La presentación de este mundo le toma a Payne poco menos que la mitad de la película, y es lo mejor y gran ejemplo de lo que significa un autor: en un género totalmente ajeno, cuela con sencillez sus obsesiones. “Achicarse” significa reconocer definitivamente que tu vida fue un fracaso, resignarte a ese fracaso, como les sucede a Paul Giamatti y a Matthew Broderick al final de Entre copas y La elección, por ejemplo. Y el humor, en este caso, no proviene tanto de situaciones físicas como sucede en este tipo de películas, sino más bien de la humillación del proceso: la escena en la que las enfermeras levantan los cuerpos recién reducidos con espátulas es brillante, de un humor extraño y medio inclasificable. Nos reímos de eso como nos reímos de Matthew Broderick con el ojo hinchado por la avispa.

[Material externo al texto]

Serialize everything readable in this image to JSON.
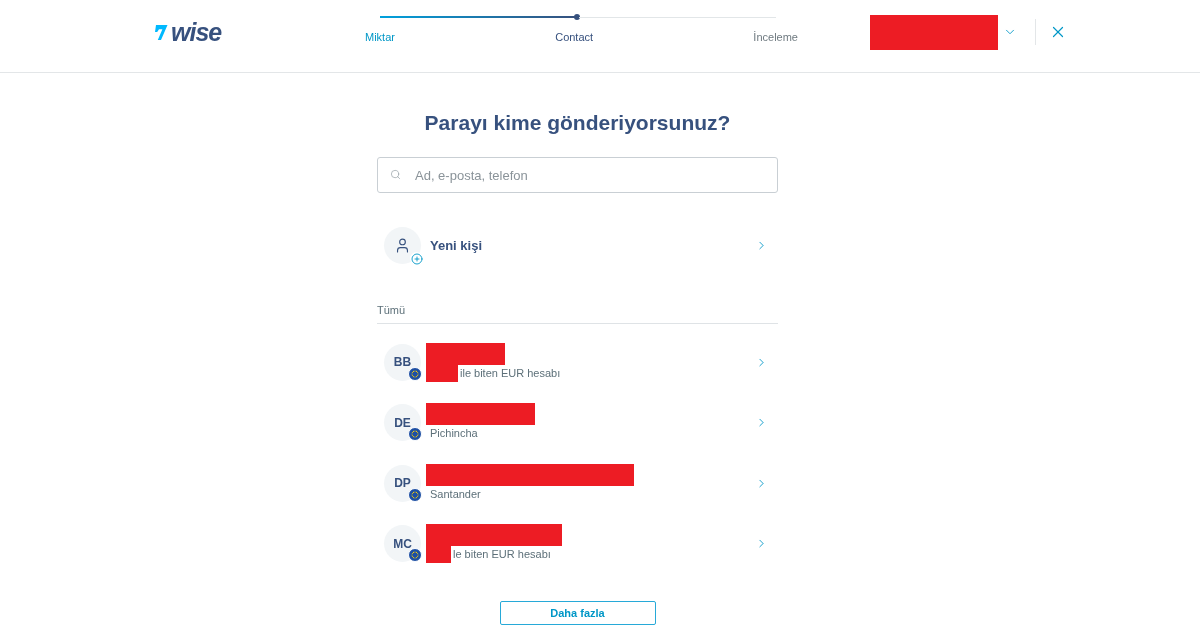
{
  "header": {
    "logo": {
      "text": "wise"
    },
    "stepper": {
      "steps": [
        {
          "label": "Miktar",
          "done": true,
          "selected": false
        },
        {
          "label": "Contact",
          "done": false,
          "selected": true
        },
        {
          "label": "İnceleme",
          "done": false,
          "selected": false
        }
      ]
    },
    "account": {
      "redacted": true
    }
  },
  "title": "Parayı kime gönderiyorsunuz?",
  "search": {
    "placeholder": "Ad, e-posta, telefon"
  },
  "new_contact": {
    "label": "Yeni kişi"
  },
  "section": {
    "label": "Tümü"
  },
  "contacts": [
    {
      "initials": "BB",
      "name_redacted": true,
      "number_redacted": true,
      "subtitle": "ile biten EUR hesabı"
    },
    {
      "initials": "DE",
      "name_redacted": true,
      "number_redacted": false,
      "subtitle": "Pichincha"
    },
    {
      "initials": "DP",
      "name_redacted": true,
      "number_redacted": false,
      "subtitle": "Santander"
    },
    {
      "initials": "MC",
      "name_redacted": true,
      "number_redacted": true,
      "subtitle": "le biten EUR hesabı"
    }
  ],
  "more_button": {
    "label": "Daha fazla"
  }
}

Pero cuando Paul Safranek se “achica” y se va a vivir a Leisureland (“la tierra del ocio”), una comunidad para gente pequeña repleta de comodidades, empieza otra película. Deprimido por algo que no puedo contar para no espoilear un plot twist importante (inteligentemente escamoteado en el trailer), conoce a Ngoc Lan Tran (Hong Chau), una activista vietnamita que fue reducida contra su voluntad por el gobierno, y al playboy serbio Dusan Mirkovic (Christoph Waltz), que con ayuda de su familia fracciona y trafica alcohol del mundo normal al mundo de los pequeños. Así, entre el compromiso político y el hedonismo egoísta, Paul vivirá una aventura que lo llevará a Noruega, a encontrarse con el Dr. Jørgen Asbjørnsen (Rolf Lassgård), el inventor del procedimiento de reducción, hoy líder de una comunidad de rebeldes.
Como pueden adivinar, acá sí la película se va para un lugar totalmente ajeno a Payne, como si él y su habitual colaborador en los guiones Jim Taylor estuvieran subidos a una Ferrari descontrolada y escribieran un cadáver exquisito. Dentro del delirio político-ecologista, hay algunos goles: la dupla de Christoph Waltz y Udo Kier, la extraordinaria Hong Chau (nominada al Globo de Oro y fuerte candidata al Oscar) y algunos momentos del final, en los que se deja ver el talento de la dupla Payne-Taylor para redondear una historia que venía muy desprolija.
De todas formas, el resultado final de Pequeña gran vida es más bien una decepción. Y aunque a veces el delirio y el desorden pueden originar momentos mágicos, acá predomina el desconcierto y el hastío por una historia que avanza por caminos perdidos y no termina más.